FDA OKs autologous cell therapy

June 29, 2011

Fibrocell Science has won Food and Drug Administration (FDA) approval for an injectible wrinkle treatment that uses a patient’s own cells, Bloomberg.com reports.

Exton, Pa. - Fibrocell Science has won Food and Drug Administration (FDA) approval for an injectible wrinkle treatment that uses a patient’s own cells, Bloomberg.com reports.

LaVív (azficel-T) is a personalized aesthetic cell therapy for improving the appearance of moderate-to-severe nasolabial folds in adults, the company states.

The treatment uses a patient’s own fibroblasts, which are extracted from behind the ear and sent to Fibrocell’s laboratory, then multiplied and harvested in a process that take about 50 days, Bloomberg.com reports. When injected, the new cells produce collagen and elastin.
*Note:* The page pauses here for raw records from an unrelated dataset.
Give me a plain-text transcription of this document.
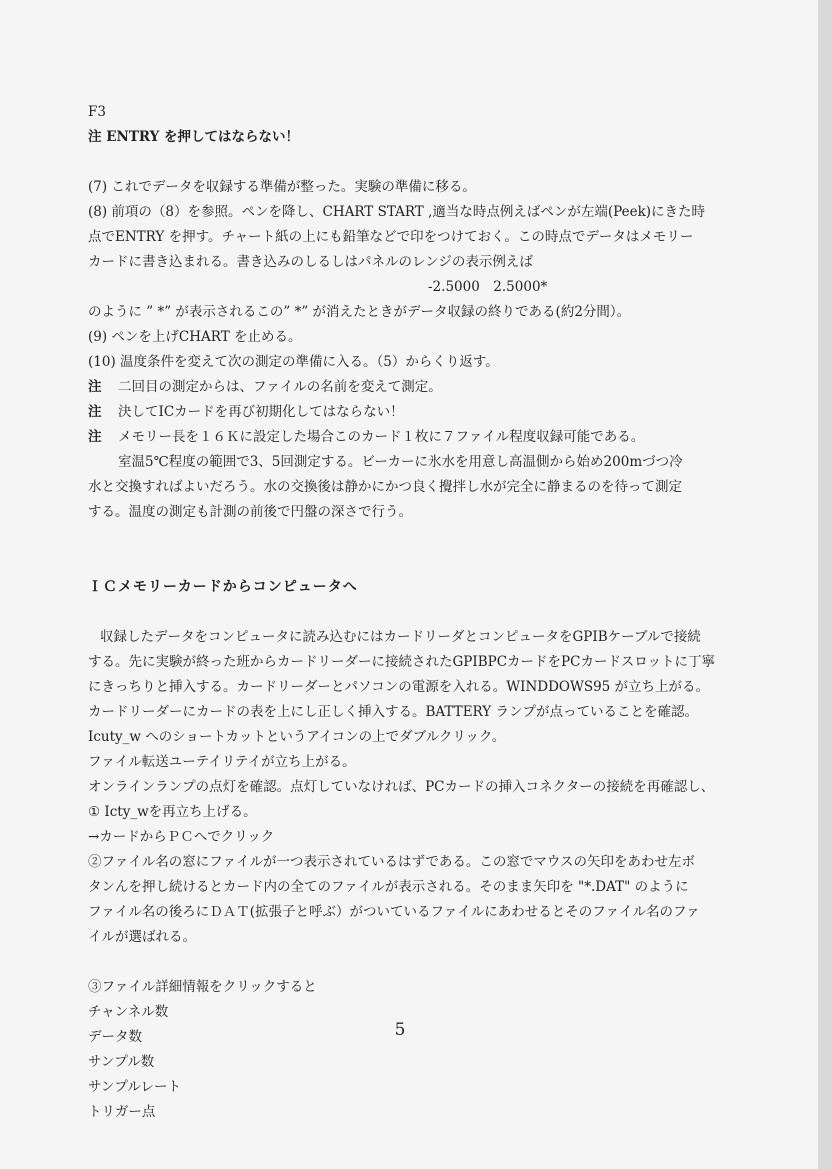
F3
注 ENTRY を押してはならない！
(7) これでデータを収録する準備が整った。実験の準備に移る。
(8) 前項の（8）を参照。ペンを降し、CHART START ,適当な時点例えばペンが左端(Peek)にきた時
点でENTRY を押す。チャート紙の上にも鉛筆などで印をつけておく。この時点でデータはメモリー
カードに書き込まれる。書き込みのしるしはパネルのレンジの表示例えば
-2.5000　2.5000*
のように ” *” が表示されるこの” *” が消えたときがデータ収録の終りである(約2分間）。
(9) ペンを上げCHART を止める。
(10) 温度条件を変えて次の測定の準備に入る。（5）からくり返す。
注 二回目の測定からは、ファイルの名前を変えて測定。
注 決してICカードを再び初期化してはならない！
注 メモリー長を１６Ｋに設定した場合このカード１枚に７ファイル程度収録可能である。
室温5℃程度の範囲で3、5回測定する。ビーカーに氷水を用意し高温側から始め200mづつ冷
水と交換すればよいだろう。水の交換後は静かにかつ良く攪拌し水が完全に静まるのを待って測定
する。温度の測定も計測の前後で円盤の深さで行う。
ＩＣメモリーカードからコンピュータへ
収録したデータをコンピュータに読み込むにはカードリーダとコンピュータをGPIBケーブルで接続
する。先に実験が終った班からカードリーダーに接続されたGPIBPCカードをPCカードスロットに丁寧
にきっちりと挿入する。カードリーダーとパソコンの電源を入れる。WINDDOWS95 が立ち上がる。
カードリーダーにカードの表を上にし正しく挿入する。BATTERY ランプが点っていることを確認。
Icuty_w へのショートカットというアイコンの上でダブルクリック。
ファイル転送ユーテイリテイが立ち上がる。
オンラインランプの点灯を確認。点灯していなければ、PCカードの挿入コネクターの接続を再確認し、
① Icty_wを再立ち上げる。
→カードからＰＣへでクリック
②ファイル名の窓にファイルが一つ表示されているはずである。この窓でマウスの矢印をあわせ左ボ
タンんを押し続けるとカード内の全てのファイルが表示される。そのまま矢印を "*.DAT" のように
ファイル名の後ろにＤＡＴ(拡張子と呼ぶ）がついているファイルにあわせるとそのファイル名のファ
イルが選ばれる。
③ファイル詳細情報をクリックすると
チャンネル数
データ数
サンプル数
サンプルレート
トリガー点
5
Fibrocell said approval was based in part on the combined results of two identical phase 3 studies of 421 patients. Treatment was administered in three sessions approximately five weeks apart. Using stringent co-primary endpoints based on the investigators’ and patients’ assessments, a significantly greater proportion of patients demonstrated a positive response to treatment with laVív than with placebo. How long the effect may last beyond six months is a topic of further study, according to the statement.

As part of a postmarketing requirement, Fibrocell will establish a registry of approximately 2,700 patients to further evaluate the product’s safety.

The treatment failed to win FDA approval in 2009, and the agency asked for more safety data, Bloomberg reports. LaVív will enter an aesthetic marketplace already occupied by neurotoxins Botox (onabotulinumtoxinA, Allergan) and Dysport (abobotulinumtoxinA, Medicis), as well as wrinkle fillers that use animal collagens or chemicals.

The statement notes that laVív will soon be available through trained clinical investigators in select metropolitan areas, and that the number of cities will grow as manufacturing capacity expands and more physicians are trained.